Most recently, we have been outraged to hear of the Connecticut funeral protests organized by Westboro Baptist Church, an independent, Kansas-based church. The group demonstrates its protest of American involvement in the Iraq war by claiming the United States is cursed because of its queer citizens. Many Christian groups have publicly disapproved of this group’s theology and actions, citing them as “hate-filled.”

We believe that the misuse of God’s word to advance mortal agendas of marginalization and hate constitutes idolatry and is a conflation of Christianity with degrading and nationalistic earthly ideologies.

Not only do some Christians disagree with the sentiments of these authors and groups, but many would also say these sentiments are not Christian. Readers should note that the views of the NOGAYS e-mail, the shameful blog and the funeral protests are not shared by all Christians and are certainly not reflective of the reconciliatory teachings of Christianity. Christians are called to love, not to use their commission as Christ’s disciples to oppress and exclude others.

As Christians, we stand in full solidarity with “the least of these” (Matthew 25:45). We seek to defend the rights of persecuted communities. In accordance with the Beatitudes (Matthew 5:1-11), we believe in the resilience of the downtrodden and that all people are precious, belonging to and made in the image of God.

We do not write this out of a spirit of moral superiority but rather so that we may bring humble, compassionate criticism wherever it is due in this campus, city, nation and world.

At this point, we hope that all Christians think critically of Christ’s role in their life. Do we use Him to separate humanity or regard Him as our inspiration to love others and work for justice? As Christians, we must remember that we are instruments for God to work through and that our actions must reflect the spirit and righteousness of God. We pray that God will guide us to understanding during these difficult times.

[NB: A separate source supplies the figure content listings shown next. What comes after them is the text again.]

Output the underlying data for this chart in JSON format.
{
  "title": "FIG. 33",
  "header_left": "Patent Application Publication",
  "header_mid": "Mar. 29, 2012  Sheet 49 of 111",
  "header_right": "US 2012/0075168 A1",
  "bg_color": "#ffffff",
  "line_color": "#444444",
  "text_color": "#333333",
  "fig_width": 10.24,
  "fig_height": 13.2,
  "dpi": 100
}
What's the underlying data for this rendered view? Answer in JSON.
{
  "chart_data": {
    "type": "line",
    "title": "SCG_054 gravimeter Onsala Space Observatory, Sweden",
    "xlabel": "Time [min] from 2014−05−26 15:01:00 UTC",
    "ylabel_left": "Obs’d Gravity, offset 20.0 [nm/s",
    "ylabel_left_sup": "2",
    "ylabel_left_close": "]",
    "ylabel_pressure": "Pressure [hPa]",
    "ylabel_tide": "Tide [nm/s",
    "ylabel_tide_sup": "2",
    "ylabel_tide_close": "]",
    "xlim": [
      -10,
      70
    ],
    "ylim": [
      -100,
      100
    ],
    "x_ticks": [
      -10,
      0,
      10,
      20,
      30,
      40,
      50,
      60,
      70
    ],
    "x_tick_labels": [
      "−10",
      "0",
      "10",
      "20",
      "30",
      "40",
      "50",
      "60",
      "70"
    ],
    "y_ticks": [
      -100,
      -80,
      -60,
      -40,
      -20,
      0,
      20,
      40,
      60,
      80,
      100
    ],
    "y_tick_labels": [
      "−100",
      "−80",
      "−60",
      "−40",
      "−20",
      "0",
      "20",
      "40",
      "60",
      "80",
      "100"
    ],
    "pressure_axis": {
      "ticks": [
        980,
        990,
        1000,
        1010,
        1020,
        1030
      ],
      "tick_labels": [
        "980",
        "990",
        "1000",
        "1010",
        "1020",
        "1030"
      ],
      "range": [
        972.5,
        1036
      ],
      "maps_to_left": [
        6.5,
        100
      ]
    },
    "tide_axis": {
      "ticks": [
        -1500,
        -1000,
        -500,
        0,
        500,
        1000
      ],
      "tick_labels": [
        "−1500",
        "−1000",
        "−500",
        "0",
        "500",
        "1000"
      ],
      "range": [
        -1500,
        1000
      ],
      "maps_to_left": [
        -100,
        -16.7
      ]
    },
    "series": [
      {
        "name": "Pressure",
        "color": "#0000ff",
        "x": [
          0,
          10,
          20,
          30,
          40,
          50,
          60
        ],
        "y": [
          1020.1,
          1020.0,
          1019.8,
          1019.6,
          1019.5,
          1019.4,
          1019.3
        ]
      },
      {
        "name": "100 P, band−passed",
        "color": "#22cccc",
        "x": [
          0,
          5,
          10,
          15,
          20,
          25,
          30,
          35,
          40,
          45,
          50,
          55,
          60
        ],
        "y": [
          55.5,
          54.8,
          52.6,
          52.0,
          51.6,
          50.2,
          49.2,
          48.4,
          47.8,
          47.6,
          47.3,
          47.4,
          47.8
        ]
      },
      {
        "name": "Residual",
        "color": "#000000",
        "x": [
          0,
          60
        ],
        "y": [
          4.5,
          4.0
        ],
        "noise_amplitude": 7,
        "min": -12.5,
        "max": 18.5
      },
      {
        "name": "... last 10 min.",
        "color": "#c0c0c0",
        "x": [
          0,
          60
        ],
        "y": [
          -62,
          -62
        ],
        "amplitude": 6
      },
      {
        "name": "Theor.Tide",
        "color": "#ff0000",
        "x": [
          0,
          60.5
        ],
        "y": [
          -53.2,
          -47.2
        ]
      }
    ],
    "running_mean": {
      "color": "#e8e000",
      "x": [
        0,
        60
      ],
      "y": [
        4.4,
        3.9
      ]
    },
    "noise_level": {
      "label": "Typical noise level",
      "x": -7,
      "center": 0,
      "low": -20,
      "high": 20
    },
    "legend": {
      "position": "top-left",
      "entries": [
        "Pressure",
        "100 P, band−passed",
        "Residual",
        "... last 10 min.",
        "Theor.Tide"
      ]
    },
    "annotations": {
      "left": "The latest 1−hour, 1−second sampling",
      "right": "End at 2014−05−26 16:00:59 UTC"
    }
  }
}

Madeline Johnson is a freshman in Silliman College. Naima Coster is a junior in Timothy Dwight College. Both are members of Salt of the Earth: Christians for Social Justice.

Comments

  • Steve

    Hi, I know you wrote this some time ago so IDK if you'll receive this, but I was curious to your stand on Homosexuality? Now I'm seeing your tolerance as perhaps maybe to tolerant. I'm in no wise trying to be judgmental, I'm just stating how I seen the article. Jesus was very tolerant when it came to people. He walked & associated with many people, but one thing he always did was taught, aside from Love, was repentance & truth! Now once again I'm not trying to judge, but provide honest criticism. Sin is sin & it's a Christians job to combat sin! Now I've been & every Christian has been in the place where we see sin & act as if it's not there, or we don't want to offend, but how will the World know the right way to walk if we don't show them? My guess is if Christ lived in the World today he would be called a hate-monger because he tells it like it is, even when it offends somebody! I don't think gay bashing is right, but I know being gay isn't right either, so where do you start? You should never drive anyone away, but if they can't respect your stand in life, then there's nothing you can do about that. We as Christians should have love & compassion for everyone, even our enemies. As written in 1 Corinthians 13:4-7, It (Love) does not delight in evil, but rejoices in the truth. It's a fine line to walk, but then again we're called to walk the narrow path!!!